Des impacts durables sur le financement de l’économie
Les effets de la crise financière sur le financement de l’économie résultent tout autant des répercussions du choc de 2008, notamment en termes de finances publiques, que des conditions de mise en œuvre des mesures prudentielles adoptées pour en prévenir une éventuelle résurgence. Au premier semestre 2007, la hausse des défauts enregistrés sur les crédits hypothécaires à haut risque (subprimes) a provoqué un éclatement de la bulle immobilière aux Etats-Unis. Au-delà de ses effets immédiats sur la croissance (recul de la construction, baisse de la consommation), cet éclatement a conduit les établissements financiers à réintégrer à leur bilan une grande partie de leurs créances titrisées sous formes de produits structurés145 et jusqu’alors placées dans des véhicules ad hoc hors bilan. Cependant, de même qu’elle avait conduit les agences de notation à sous-estimer le risque sous-jacent des titres subprimes, la complexité des produits structurés a rendu difficile l’évaluation des pertes. En l’absence d’information fiable sur l’exposition de leurs pairs, les établissements financiers ont cherché à se prémunir d’éventuels risques de contrepartie. De ce fait, une incertitude généralisée s’est installée sur les marchés financiers et notamment interbancaires.

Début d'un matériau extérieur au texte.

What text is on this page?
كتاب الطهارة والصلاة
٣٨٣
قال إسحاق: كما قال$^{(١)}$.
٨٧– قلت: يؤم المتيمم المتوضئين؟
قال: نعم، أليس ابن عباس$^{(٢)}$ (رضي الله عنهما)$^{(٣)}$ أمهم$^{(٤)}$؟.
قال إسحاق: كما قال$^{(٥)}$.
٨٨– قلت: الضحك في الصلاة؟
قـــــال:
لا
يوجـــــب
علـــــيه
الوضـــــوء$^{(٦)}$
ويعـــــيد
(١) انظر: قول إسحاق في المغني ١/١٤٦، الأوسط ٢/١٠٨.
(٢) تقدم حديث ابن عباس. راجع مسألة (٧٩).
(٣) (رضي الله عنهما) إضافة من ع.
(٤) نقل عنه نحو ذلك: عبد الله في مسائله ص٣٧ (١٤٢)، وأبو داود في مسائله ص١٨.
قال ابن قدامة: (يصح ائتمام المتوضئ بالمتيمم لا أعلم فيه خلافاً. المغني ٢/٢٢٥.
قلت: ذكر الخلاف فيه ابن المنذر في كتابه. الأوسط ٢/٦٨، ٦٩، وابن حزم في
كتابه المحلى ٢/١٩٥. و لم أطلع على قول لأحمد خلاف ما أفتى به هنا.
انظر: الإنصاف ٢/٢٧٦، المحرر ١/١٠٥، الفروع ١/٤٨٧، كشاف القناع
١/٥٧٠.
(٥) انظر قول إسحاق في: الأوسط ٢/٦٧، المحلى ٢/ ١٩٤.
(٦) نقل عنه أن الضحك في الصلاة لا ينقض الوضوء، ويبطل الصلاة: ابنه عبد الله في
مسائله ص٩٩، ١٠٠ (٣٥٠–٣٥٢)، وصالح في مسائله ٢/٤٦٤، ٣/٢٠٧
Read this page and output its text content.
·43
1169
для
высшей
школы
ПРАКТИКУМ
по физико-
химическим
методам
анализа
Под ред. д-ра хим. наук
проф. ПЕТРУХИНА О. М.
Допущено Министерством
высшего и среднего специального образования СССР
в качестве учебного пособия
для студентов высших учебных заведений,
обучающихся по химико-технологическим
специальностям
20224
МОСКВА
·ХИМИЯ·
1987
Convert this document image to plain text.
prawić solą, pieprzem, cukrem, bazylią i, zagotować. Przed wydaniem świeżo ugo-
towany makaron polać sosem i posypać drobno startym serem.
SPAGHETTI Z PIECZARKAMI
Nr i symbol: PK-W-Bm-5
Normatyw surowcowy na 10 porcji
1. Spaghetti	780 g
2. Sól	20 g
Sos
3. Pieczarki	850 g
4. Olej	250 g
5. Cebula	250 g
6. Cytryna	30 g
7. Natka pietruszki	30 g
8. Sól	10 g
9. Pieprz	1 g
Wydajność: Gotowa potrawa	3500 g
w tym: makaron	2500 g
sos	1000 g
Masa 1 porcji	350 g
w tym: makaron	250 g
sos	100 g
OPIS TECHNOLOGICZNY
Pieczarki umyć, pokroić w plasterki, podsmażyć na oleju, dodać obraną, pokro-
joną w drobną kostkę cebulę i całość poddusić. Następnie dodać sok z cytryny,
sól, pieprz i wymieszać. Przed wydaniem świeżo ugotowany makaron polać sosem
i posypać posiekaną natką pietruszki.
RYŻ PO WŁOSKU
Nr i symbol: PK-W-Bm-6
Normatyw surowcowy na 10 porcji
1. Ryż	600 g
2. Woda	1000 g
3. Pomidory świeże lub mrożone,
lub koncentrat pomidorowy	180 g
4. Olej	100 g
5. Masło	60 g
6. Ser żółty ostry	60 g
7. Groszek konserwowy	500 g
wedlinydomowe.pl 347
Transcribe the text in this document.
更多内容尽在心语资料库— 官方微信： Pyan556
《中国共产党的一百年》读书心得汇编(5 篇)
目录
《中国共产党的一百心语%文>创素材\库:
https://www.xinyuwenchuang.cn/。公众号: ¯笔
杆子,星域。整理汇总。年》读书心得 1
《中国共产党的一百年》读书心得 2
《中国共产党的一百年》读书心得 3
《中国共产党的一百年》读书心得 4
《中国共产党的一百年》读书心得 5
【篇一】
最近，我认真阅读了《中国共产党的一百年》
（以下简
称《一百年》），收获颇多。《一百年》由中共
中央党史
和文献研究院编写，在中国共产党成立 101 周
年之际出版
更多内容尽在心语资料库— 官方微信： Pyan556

Déclenchée aux Etats-Unis, la crise s’est propagée à l’échelle internationale du fait du poids de la finance américaine dans le monde et de l’internationalisation des marchés. Le rapatriement aux Etats-Unis de fonds jusqu’alors placés par les établissements américains dans le reste du monde a contribué à un assèchement profond du marché interbancaire. Les filiales américaines de certaines banques européennes ou asiatiques, qui se sont trouvées exposées aux produits structurés, ont également participé à l’internationalisation de la crise. De même, l’effet procyclique des normes comptables a aggravé la dégradation des bilans et précipité la faillite d’institutions financières telles Lehman Brothers ou AIG. Les Etats ont été appelés à intervenir pour stabiliser le système financier. Certains établissements ont été adossés de force à des groupes plus solides (Merrill Lynch), d’autres ont bénéficié de garanties publiques (Dexia en France) ; d’autres ont été partiellement (ABN Amro aux Pays- Bas) ou totalement nationalisés (Northern Rock au Royaume-Uni).